You can do something like:
///Returns common values between to arrays
function getCommonValues(array1:Array, array2:Array):Array
{
var len1:int = array1.length;
var len2:int = array2.length;
var toReturn:Array = new Array();
for(var i:int = 0; i < len1; i++){
for(var n:int = 0; n < len2; n++){
if(array1[i] == array2[n]){
toReturn.push(array1[i]);
}
}
}
return toReturn;
}
Then do something like:
var arrayOneAndTwo:Array = getCommonValues(arrayOne,arrayTwo);
var _resultArray:Array = getCommonValues(arrayOneAndTwo,arrayThree);
Optionally you can modify the function to include all three arrays in the comparison, which would be more efficient.
Edit
If you want to process an unknown amount of arrays you can add:
///Returns common values between X number of sub arrays
function getCommonValuesFromSubArrays(papaArray:Array):Array
{
if(papaArray.length < 2){ return papaArray; }
var toReturn:Array = papaArray[0];
for(var a:int = 1; a < papaArray.length; a++){
toReturn = getCommonValues(toReturn, papaArray[a]);
}
return toReturn;
}
Then something like:
var arr1:Array = ["one","two","three","four","five"];
var arr2:Array = ["one","two","five","six"];
var arr3:Array = ["one","two","three","four","five"];
var arr4:Array = ["one","two","three","four","five"];
var bigOlArray:Array = [arr1,arr2,arr3,arr4];
var _results:Array = getCommonValuesFromSubArrays(bigOlArray);
I would use a function to concatenate all arrays, sort by numerical value, and collect all items that are available exactly as many times as the number of arrays that were passed in as parameters:
var arrayOne : Array = [ "1", "2", "3" ];
var arrayTwo : Array = [ "1", "2", "7" ];
var arrayThree : Array = [ "1", "2", "9", "12" ];
// you can pass in any number of Arrays
trace ( searchArraysForCommonItems ( arrayOne, arrayTwo, arrayThree ) ); // returns ["1", "2"]

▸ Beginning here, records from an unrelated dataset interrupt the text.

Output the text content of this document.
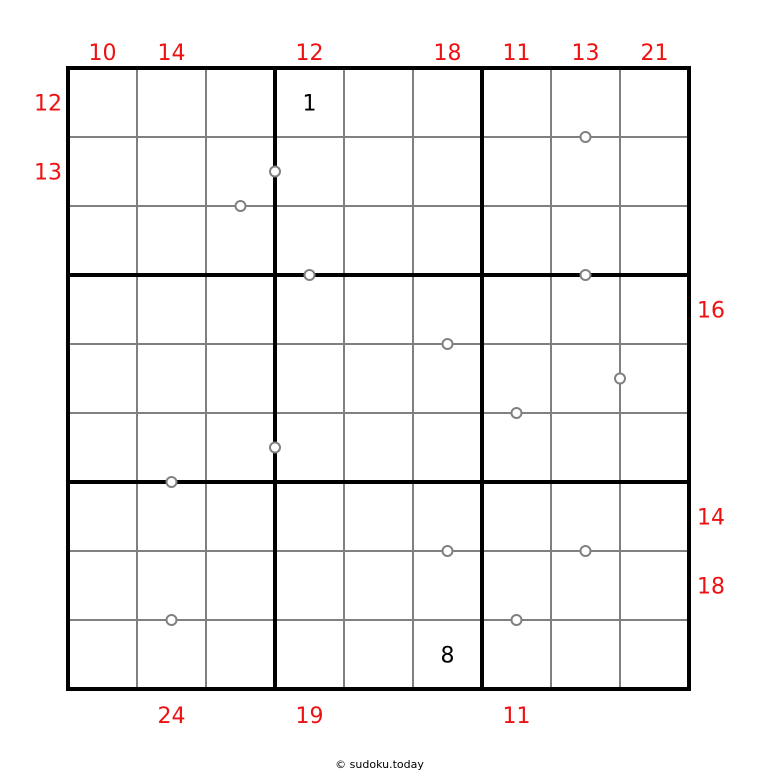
1
8
10 14	12	18 11 13 21
24	19	11
12
13
16
14
18
© sudoku.today
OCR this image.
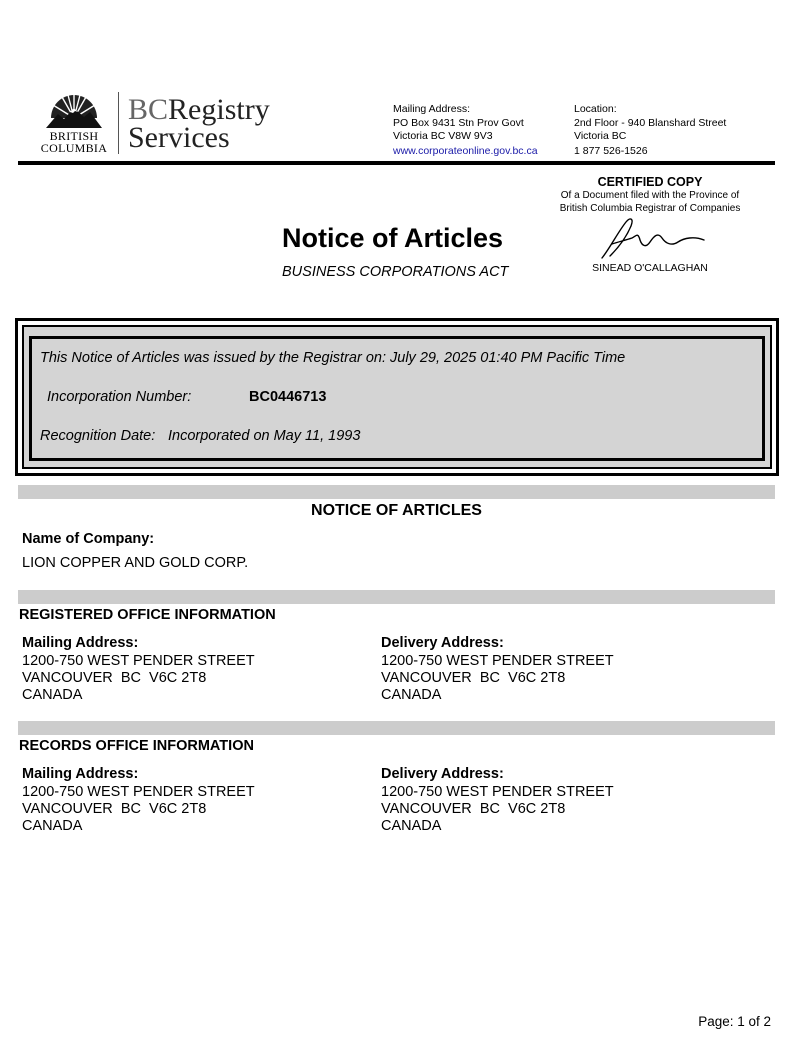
BRITISH
COLUMBIA
BCRegistry
Services
Mailing Address:
PO Box 9431 Stn Prov Govt
Victoria BC V8W 9V3
www.corporateonline.gov.bc.ca
Location:
2nd Floor - 940 Blanshard Street
Victoria BC
1 877 526-1526
CERTIFIED COPY
Of a Document filed with the Province of
British Columbia Registrar of Companies
SINEAD O'CALLAGHAN
Notice of Articles
BUSINESS CORPORATIONS ACT
This Notice of Articles was issued by the Registrar on: July 29, 2025 01:40 PM Pacific Time
Incorporation Number:	BC0446713
Recognition Date: Incorporated on May 11, 1993
NOTICE OF ARTICLES
Name of Company:
LION COPPER AND GOLD CORP.
REGISTERED OFFICE INFORMATION
Mailing Address:
1200-750 WEST PENDER STREET
VANCOUVER  BC  V6C 2T8
CANADA
Delivery Address:
1200-750 WEST PENDER STREET
VANCOUVER  BC  V6C 2T8
CANADA
RECORDS OFFICE INFORMATION
Mailing Address:
1200-750 WEST PENDER STREET
VANCOUVER  BC  V6C 2T8
CANADA
Delivery Address:
1200-750 WEST PENDER STREET
VANCOUVER  BC  V6C 2T8
CANADA
Page: 1 of 2
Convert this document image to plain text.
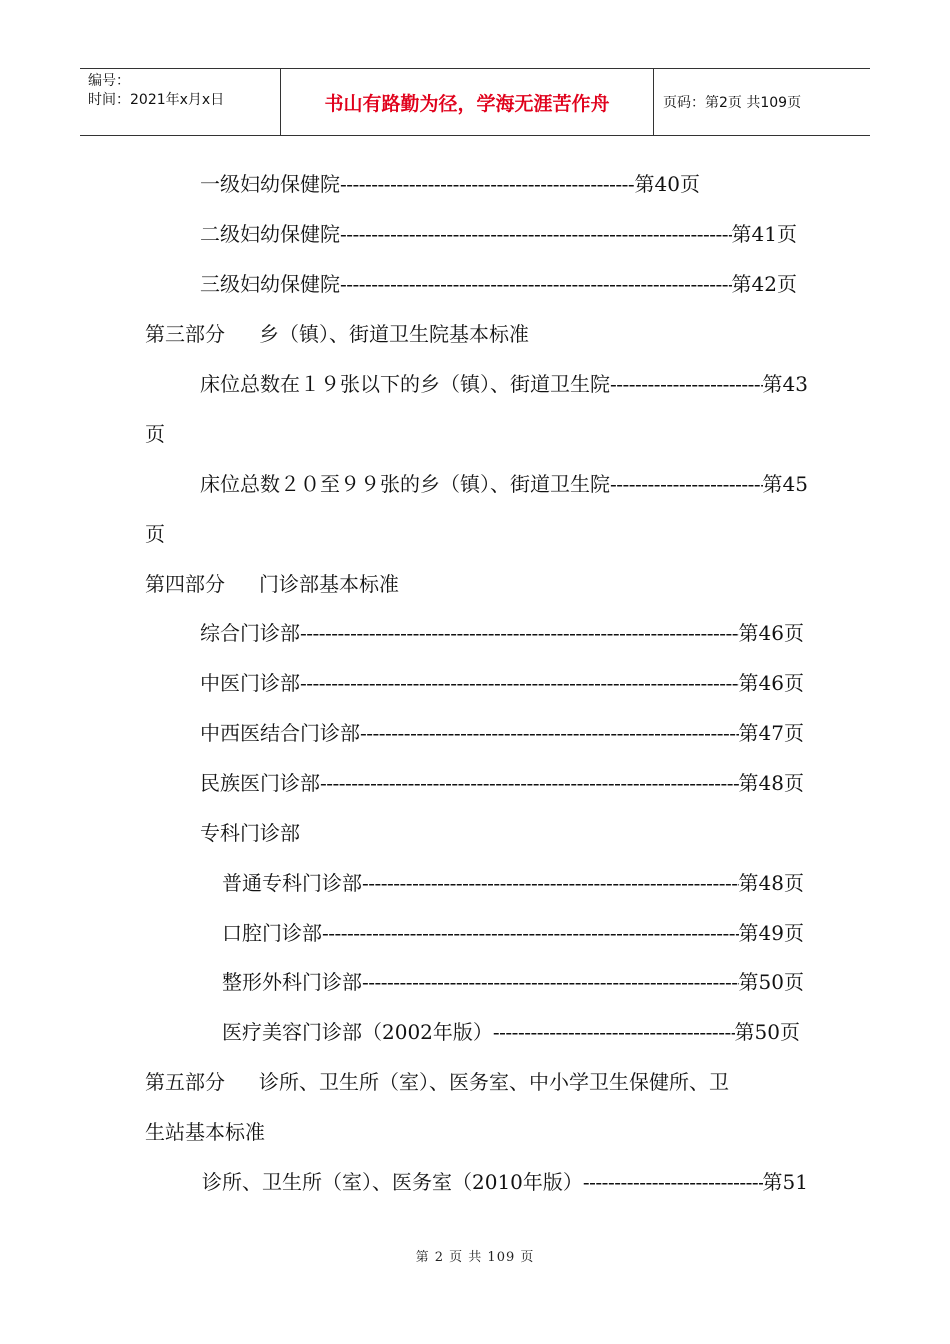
编号：
时间：2021年x月x日	书山有路勤为径，学海无涯苦作舟	页码：第2页 共109页
一级妇幼保健院 -----	第40页
二级妇幼保健院 -----	第41页
三级妇幼保健院 -----	第42页
第三部分 乡（镇）、街道卫生院基本标准
床位总数在１９张以下的乡（镇）、街道卫生院 -----	第43
页
床位总数２０至９９张的乡（镇）、街道卫生院 -----	第45
页
第四部分 门诊部基本标准
综合门诊部 -----	第46页
中医门诊部 -----	第46页
中西医结合门诊部 -----	第47页
民族医门诊部 -----	第48页
专科门诊部
普通专科门诊部 -----	第48页
口腔门诊部 -----	第49页
整形外科门诊部 -----	第50页
医疗美容门诊部（2002年版） -----	第50页
第五部分 诊所、卫生所（室）、医务室、中小学卫生保健所、卫
生站基本标准
诊所、卫生所（室）、医务室（2010年版） -----	第51
第 2 页 共 109 页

function searchArraysForCommonItems ( ...args : * ) : Array
{
var searchArray : Array = [];
for each ( var arr:Array in args)
searchArray = searchArray.concat ( arr );
var resultArray : Array = [];
var last : String;
var times : int = 0;
for each ( var str : String in searchArray.sort ( Array.NUMERIC ))
if (last == str) times++;
else
{
if (times == args.length) resultArray.push ( last );
last = str;
times = 1;
}
return resultArray;
}
Of course, you can (and should) use Vector.<String> instead of Array wherever possible to improve performance, but always remember that Array.sort() is a native function and very fast...

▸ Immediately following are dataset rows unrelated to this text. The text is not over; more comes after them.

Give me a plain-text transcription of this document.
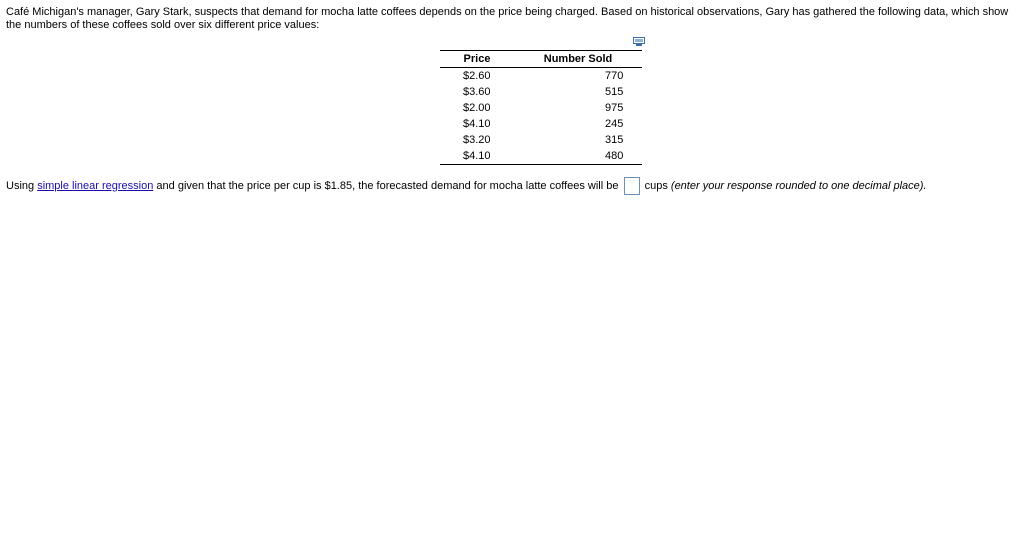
Café Michigan's manager, Gary Stark, suspects that demand for mocha latte coffees depends on the price being charged. Based on historical observations, Gary has gathered the following data, which show the numbers of these coffees sold over six different price values:

Price	Number Sold
$2.60	770
$3.60	515
$2.00	975
$4.10	245
$3.20	315
$4.10	480
Using simple linear regression and given that the price per cup is $1.85, the forecasted demand for mocha latte coffees will be  cups (enter your response rounded to one decimal place).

I would use the Array.filter() Function to achieve this:
var _resultArray:Array = arrayOne.filter(
function(item:String, index:int, arr:Array):Boolean
{
return (arrayTwo.indexOf(item) != -1 && arrayThree.indexOf(item));
}
);
This will loop over arrayOne and return an array with the values that both appear also in arrayTwo and arrayThree.
Edit: And here is a function that will take any number of arrays and return the common values:
function getCommonValues(arrayOne:Array, ... arrays:Array):Array
{
var _resultArray:Array = arrayOne.filter(
function(item:String, index:int, arr:Array):Boolean
{
return arrays.every(
function (a:Array, index2:int, arr2:Array):Boolean
{
return a.indexOf(item) != -1;
}
);
}
);
return _resultArray;
}
Usage:
resultArray = getCommonValues(arrayOne, arrayTwo, arrayThree, arrayFour);
The function has another nested closure inside the first one, so might be a bit hard to understand, but I tested it, it works.